Снаружи толпа довольно быстро рассосалась, разошлась, куда-то исчезли и спешащие прохожие с чемоданами. Когда ослаб свет и пришли долгожданные сумерки, Анна снова оказалась на улице одна. Но неспокойный взгляд находил первые зажигающиеся окна.
Ещё до того, как Анна услышала ровные шаги за спиной, она почувствовала его приближение. Ей показалось важным не выдавать себя – идти дальше, как шла. Отчаянно соображая, куда бы скрыться. Пакеты стали ещё тяжелее, но кинуть их означало открыть себя. Бежать бесполезно – духи бегают быстрее. Дыхание выдавало. Она шла переулками, старалась сворачивать резко, непредсказуемо, исчезать за сумеречными деревьями. Однако деревья её не скрывали, приходилось шарить взглядом в поисках невидимого места, дыры, в которую можно нырнуть, спрятаться, пропасть. Взгляд соскальзывал с выпуклых и ярких предметов.

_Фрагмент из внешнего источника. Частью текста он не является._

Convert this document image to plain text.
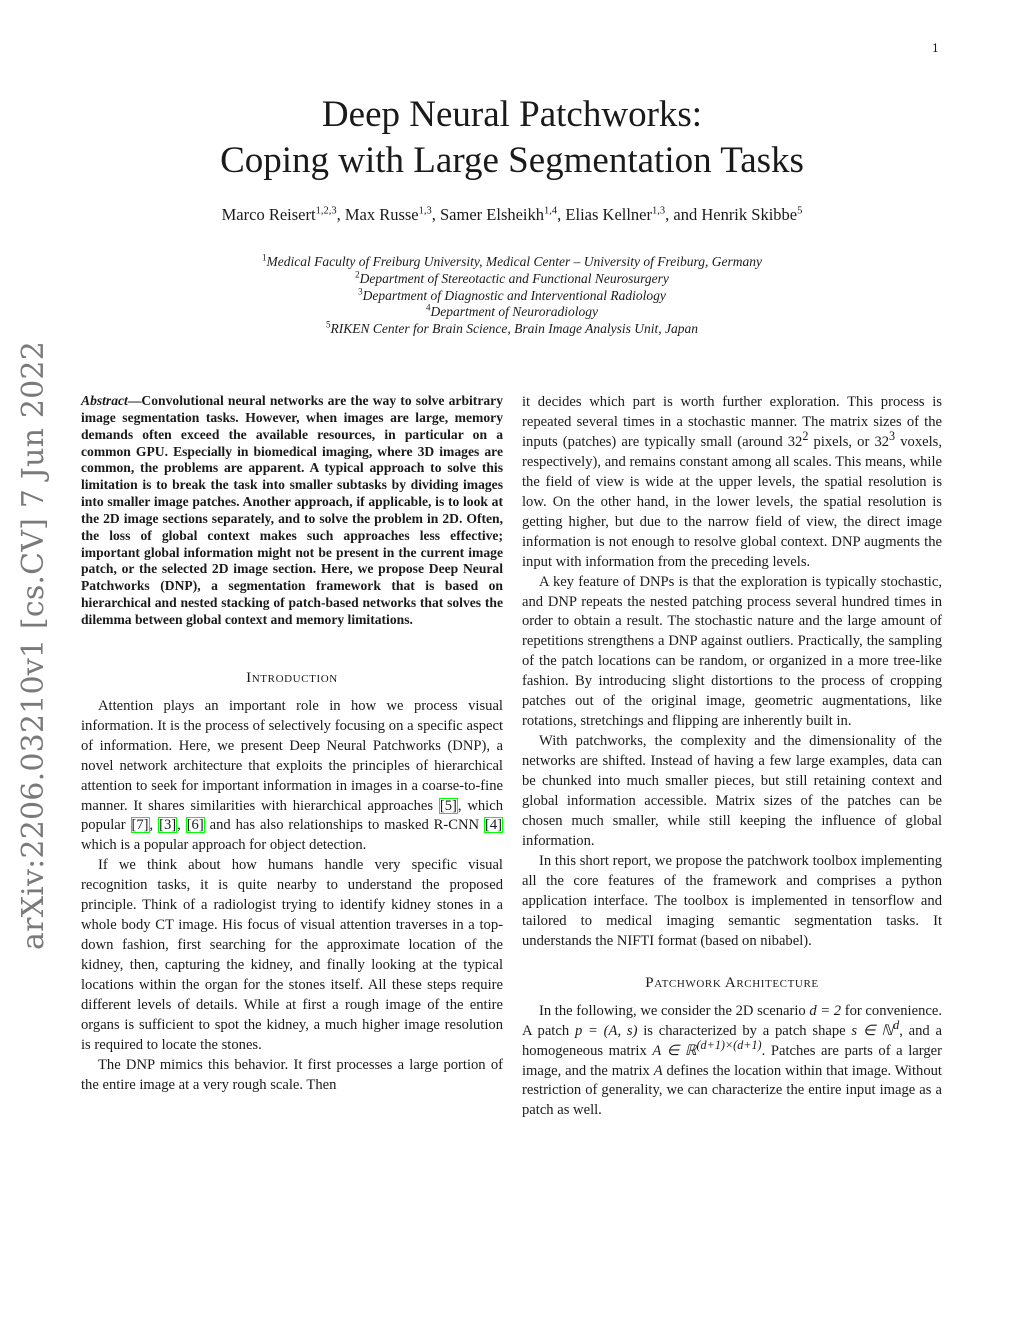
1
arXiv:2206.03210v1 [cs.CV] 7 Jun 2022
Deep Neural Patchworks:
Coping with Large Segmentation Tasks
Marco Reisert$^{1,2,3}$, Max Russe$^{1,3}$, Samer Elsheikh$^{1,4}$, Elias Kellner$^{1,3}$, and Henrik Skibbe$^5$
$^1$Medical Faculty of Freiburg University, Medical Center – University of Freiburg, Germany
$^2$Department of Stereotactic and Functional Neurosurgery
$^3$Department of Diagnostic and Interventional Radiology
$^4$Department of Neuroradiology
$^5$RIKEN Center for Brain Science, Brain Image Analysis Unit, Japan
Abstract—Convolutional neural networks are the way to solve arbitrary image segmentation tasks. However, when images are large, memory demands often exceed the available resources, in particular on a common GPU. Especially in biomedical imaging, where 3D images are common, the problems are apparent. A typical approach to solve this limitation is to break the task into smaller subtasks by dividing images into smaller image patches. Another approach, if applicable, is to look at the 2D image sections separately, and to solve the problem in 2D. Often, the loss of global context makes such approaches less effective; important global information might not be present in the current image patch, or the selected 2D image section. Here, we propose Deep Neural Patchworks (DNP), a segmentation framework that is based on hierarchical and nested stacking of patch-based networks that solves the dilemma between global context and memory limitations.
Introduction

Attention plays an important role in how we process visual information. It is the process of selectively focusing on a specific aspect of information. Here, we present Deep Neural Patchworks (DNP), a novel network architecture that exploits the principles of hierarchical attention to seek for important information in images in a coarse-to-fine manner. It shares similarities with hierarchical approaches [5], which popular [7], [3], [6] and has also relationships to masked R-CNN [4] which is a popular approach for object detection.

If we think about how humans handle very specific visual recognition tasks, it is quite nearby to understand the proposed principle. Think of a radiologist trying to identify kidney stones in a whole body CT image. His focus of visual attention traverses in a top-down fashion, first searching for the approximate location of the kidney, then, capturing the kidney, and finally looking at the typical locations within the organ for the stones itself. All these steps require different levels of details. While at first a rough image of the entire organs is sufficient to spot the kidney, a much higher image resolution is required to locate the stones.

The DNP mimics this behavior. It first processes a large portion of the entire image at a very rough scale. Then

it decides which part is worth further exploration. This process is repeated several times in a stochastic manner. The matrix sizes of the inputs (patches) are typically small (around $32^2$ pixels, or $32^3$ voxels, respectively), and remains constant among all scales. This means, while the field of view is wide at the upper levels, the spatial resolution is low. On the other hand, in the lower levels, the spatial resolution is getting higher, but due to the narrow field of view, the direct image information is not enough to resolve global context. DNP augments the input with information from the preceding levels.

A key feature of DNPs is that the exploration is typically stochastic, and DNP repeats the nested patching process several hundred times in order to obtain a result. The stochastic nature and the large amount of repetitions strengthens a DNP against outliers. Practically, the sampling of the patch locations can be random, or organized in a more tree-like fashion. By introducing slight distortions to the process of cropping patches out of the original image, geometric augmentations, like rotations, stretchings and flipping are inherently built in.

With patchworks, the complexity and the dimensionality of the networks are shifted. Instead of having a few large examples, data can be chunked into much smaller pieces, but still retaining context and global information accessible. Matrix sizes of the patches can be chosen much smaller, while still keeping the influence of global information.

In this short report, we propose the patchwork toolbox implementing all the core features of the framework and comprises a python application interface. The toolbox is implemented in tensorflow and tailored to medical imaging semantic segmentation tasks. It understands the NIFTI format (based on nibabel).

Patchwork Architecture

In the following, we consider the 2D scenario d = 2 for convenience. A patch p = (A, s) is characterized by a patch shape s ∈ ℕ$^d$, and a homogeneous matrix A ∈ ℝ$^{(d+1)\times(d+1)}$. Patches are parts of a larger image, and the matrix A defines the location within that image. Without restriction of generality, we can characterize the entire input image as a patch as well.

Он не спешил нападать. Дорога была достаточно длинной, и Анна почти усмирила своё дыхание. Она представляла, что будет делать. Она побежит, как только зайдёт в подъезд. Плотно закроет за собой дверь подъезда, чтобы ему пришлось повозиться, а сама ринется в темноту лестничных пролётов, всеми силами, которые имеются в запасе, и в неприкосновенном запасе, что тело отдаёт только перед смертью. И на секунду раньше его заскочит к себе домой, и хлопнет дверью перед его носом.

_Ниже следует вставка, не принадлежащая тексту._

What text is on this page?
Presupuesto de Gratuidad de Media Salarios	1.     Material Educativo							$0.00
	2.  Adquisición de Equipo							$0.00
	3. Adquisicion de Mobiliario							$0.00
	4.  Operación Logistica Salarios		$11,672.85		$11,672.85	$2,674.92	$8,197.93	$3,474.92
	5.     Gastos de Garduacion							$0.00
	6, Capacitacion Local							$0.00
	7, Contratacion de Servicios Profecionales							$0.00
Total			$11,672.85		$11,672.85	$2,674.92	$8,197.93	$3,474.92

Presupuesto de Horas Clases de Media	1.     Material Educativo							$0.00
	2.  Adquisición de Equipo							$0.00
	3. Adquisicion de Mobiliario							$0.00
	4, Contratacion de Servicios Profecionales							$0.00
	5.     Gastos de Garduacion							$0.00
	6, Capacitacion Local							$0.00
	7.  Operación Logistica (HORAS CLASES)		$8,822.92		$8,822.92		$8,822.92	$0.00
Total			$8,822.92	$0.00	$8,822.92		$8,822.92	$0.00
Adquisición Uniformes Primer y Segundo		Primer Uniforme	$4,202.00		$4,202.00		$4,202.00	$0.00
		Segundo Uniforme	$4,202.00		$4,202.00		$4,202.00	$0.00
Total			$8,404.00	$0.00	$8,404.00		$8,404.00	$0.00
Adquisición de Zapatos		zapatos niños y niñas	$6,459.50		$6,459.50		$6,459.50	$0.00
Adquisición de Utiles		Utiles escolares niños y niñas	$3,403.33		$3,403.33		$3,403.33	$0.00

Она успела вспомнить тот миг, когда впервые увидела ангела возле базара, и успела понять, какие же они с Лилей были кретинки, когда играли с ангелами в кошки-мышки и хохотали. Произошло всё очень быстро. Она бежала по лестнице, задыхалась и забыла выпустить ненужные тяжёлые пакеты с едой. Рука, сжимающая пакеты, вся покраснела, покрылась продавленными белыми полосами от ручек.

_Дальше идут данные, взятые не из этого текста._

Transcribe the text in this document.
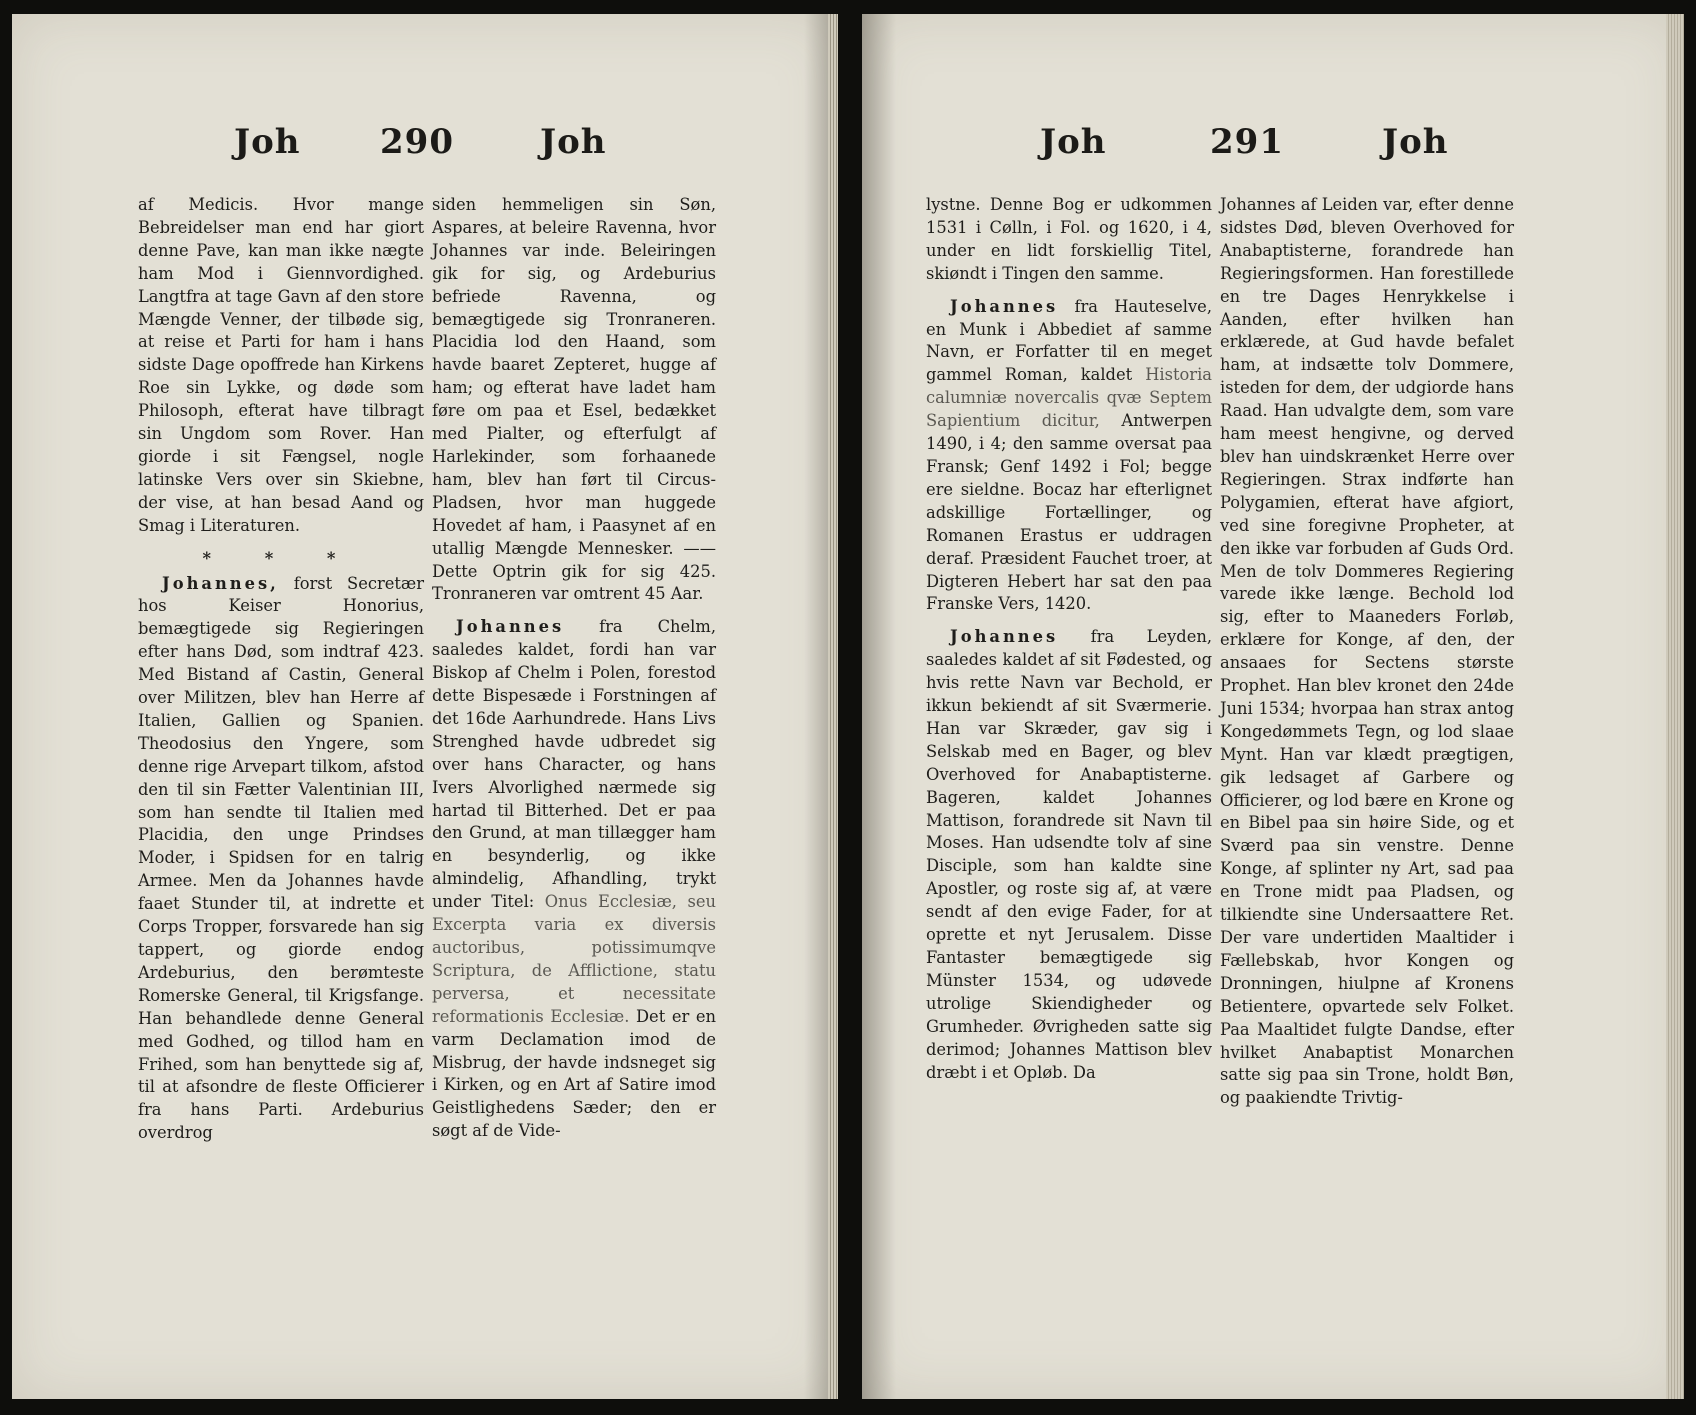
Joh 290	Joh

af Medicis. Hvor mange Bebreidelser man end har giort denne Pave, kan man ikke nægte ham Mod i Giennvordighed. Langtfra at tage Gavn af den store Mængde Venner, der tilbøde sig, at reise et Parti for ham i hans sidste Dage opoffrede han Kirkens Roe sin Lykke, og døde som Philosoph, efterat have tilbragt sin Ungdom som Rover. Han giorde i sit Fængsel, nogle latinske Vers over sin Skiebne, der vise, at han besad Aand og Smag i Literaturen.

* * *

Johannes, forst Secretær hos Keiser Honorius, bemægtigede sig Regieringen efter hans Død, som indtraf 423. Med Bistand af Castin, General over Militzen, blev han Herre af Italien, Gallien og Spanien. Theodosius den Yngere, som denne rige Arvepart tilkom, afstod den til sin Fætter Valentinian III, som han sendte til Italien med Placidia, den unge Prindses Moder, i Spidsen for en talrig Armee. Men da Johannes havde faaet Stunder til, at indrette et Corps Tropper, forsvarede han sig tappert, og giorde endog Ardeburius, den berømteste Romerske General, til Krigsfange. Han behandlede denne General med Godhed, og tillod ham en Frihed, som han benyttede sig af, til at afsondre de fleste Officierer fra hans Parti. Ardeburius overdrog

siden hemmeligen sin Søn, Aspares, at beleire Ravenna, hvor Johannes var inde. Beleiringen gik for sig, og Ardeburius befriede Ravenna, og bemægtigede sig Tronraneren. Placidia lod den Haand, som havde baaret Zepteret, hugge af ham; og efterat have ladet ham føre om paa et Esel, bedækket med Pialter, og efterfulgt af Harlekinder, som forhaanede ham, blev han ført til Circus-Pladsen, hvor man huggede Hovedet af ham, i Paasynet af en utallig Mængde Mennesker. —— Dette Optrin gik for sig 425. Tronraneren var omtrent 45 Aar.

Johannes fra Chelm, saaledes kaldet, fordi han var Biskop af Chelm i Polen, forestod dette Bispesæde i Forstningen af det 16de Aarhundrede. Hans Livs Strenghed havde udbredet sig over hans Character, og hans Ivers Alvorlighed nærmede sig hartad til Bitterhed. Det er paa den Grund, at man tillægger ham en besynderlig, og ikke almindelig, Afhandling, trykt under Titel: Onus Ecclesiæ, seu Excerpta varia ex diversis auctoribus, potissimumqve Scriptura, de Afflictione, statu perversa, et necessitate reformationis Ecclesiæ. Det er en varm Declamation imod de Misbrug, der havde indsneget sig i Kirken, og en Art af Satire imod Geistlighedens Sæder; den er søgt af de Vide-

Joh	291	Joh

lystne. Denne Bog er udkommen 1531 i Cølln, i Fol. og 1620, i 4, under en lidt forskiellig Titel, skiøndt i Tingen den samme.

Johannes fra Hauteselve, en Munk i Abbediet af samme Navn, er Forfatter til en meget gammel Roman, kaldet Historia calumniæ novercalis qvæ Septem Sapientium dicitur, Antwerpen 1490, i 4; den samme oversat paa Fransk; Genf 1492 i Fol; begge ere sieldne. Bocaz har efterlignet adskillige Fortællinger, og Romanen Erastus er uddragen deraf. Præsident Fauchet troer, at Digteren Hebert har sat den paa Franske Vers, 1420.

Johannes fra Leyden, saaledes kaldet af sit Fødested, og hvis rette Navn var Bechold, er ikkun bekiendt af sit Sværmerie. Han var Skræder, gav sig i Selskab med en Bager, og blev Overhoved for Anabaptisterne. Bageren, kaldet Johannes Mattison, forandrede sit Navn til Moses. Han udsendte tolv af sine Disciple, som han kaldte sine Apostler, og roste sig af, at være sendt af den evige Fader, for at oprette et nyt Jerusalem. Disse Fantaster bemægtigede sig Münster 1534, og udøvede utrolige Skiendigheder og Grumheder. Øvrigheden satte sig derimod; Johannes Mattison blev dræbt i et Opløb. Da

Johannes af Leiden var, efter denne sidstes Død, bleven Overhoved for Anabaptisterne, forandrede han Regieringsformen. Han forestillede en tre Dages Henrykkelse i Aanden, efter hvilken han erklærede, at Gud havde befalet ham, at indsætte tolv Dommere, isteden for dem, der udgiorde hans Raad. Han udvalgte dem, som vare ham meest hengivne, og derved blev han uindskrænket Herre over Regieringen. Strax indførte han Polygamien, efterat have afgiort, ved sine foregivne Propheter, at den ikke var forbuden af Guds Ord. Men de tolv Dommeres Regiering varede ikke længe. Bechold lod sig, efter to Maaneders Forløb, erklære for Konge, af den, der ansaaes for Sectens største Prophet. Han blev kronet den 24de Juni 1534; hvorpaa han strax antog Kongedømmets Tegn, og lod slaae Mynt. Han var klædt prægtigen, gik ledsaget af Garbere og Officierer, og lod bære en Krone og en Bibel paa sin høire Side, og et Sværd paa sin venstre. Denne Konge, af splinter ny Art, sad paa en Trone midt paa Pladsen, og tilkiendte sine Undersaattere Ret. Der vare undertiden Maaltider i Fællebskab, hvor Kongen og Dronningen, hiulpne af Kronens Betientere, opvartede selv Folket. Paa Maaltidet fulgte Dandse, efter hvilket Anabaptist Monarchen satte sig paa sin Trone, holdt Bøn, og paakiendte Trivtig-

Анна дёрнула свою дверь. Она бы успела, если бы дверь не была заперта, или (но маловероятно) если бы сразу опустила руку в карман брюк за ключами, а не пыталась дёрнуть дверь сильнее, чем может. Она успела достать ключ левой рукой, в правую перекинув пакеты, и этот ключ бессильно звякнул о пол сквозь её дыхание.
Фигура была огромна и без лица – оно исчезало где-то под серым потолком. Руки Анны сами поднялись к голове – они помнили Лилю. Но её ударили в живот. Так, что она отлетела в угол, сворачиваясь личинкой. Наступление боли задержалось на несколько секунд – Анна даже успела пожалеть растоптанный йогурт, – потом хлынуло в рот и слезами из глаз. Молчала и больше не укрывалась от ударов, боясь разозлить существо. Тишина и страшный стук. Ещё утром она понимала, что её настигнут, но не знала, как это больно. Захлёбывалась и сглатывала. Она не открывала глаз и не замечала, что её тело волокут, потому что кроме «я не могу» в пустоте сознания не светилось ничего. Помнить и понимать не могла.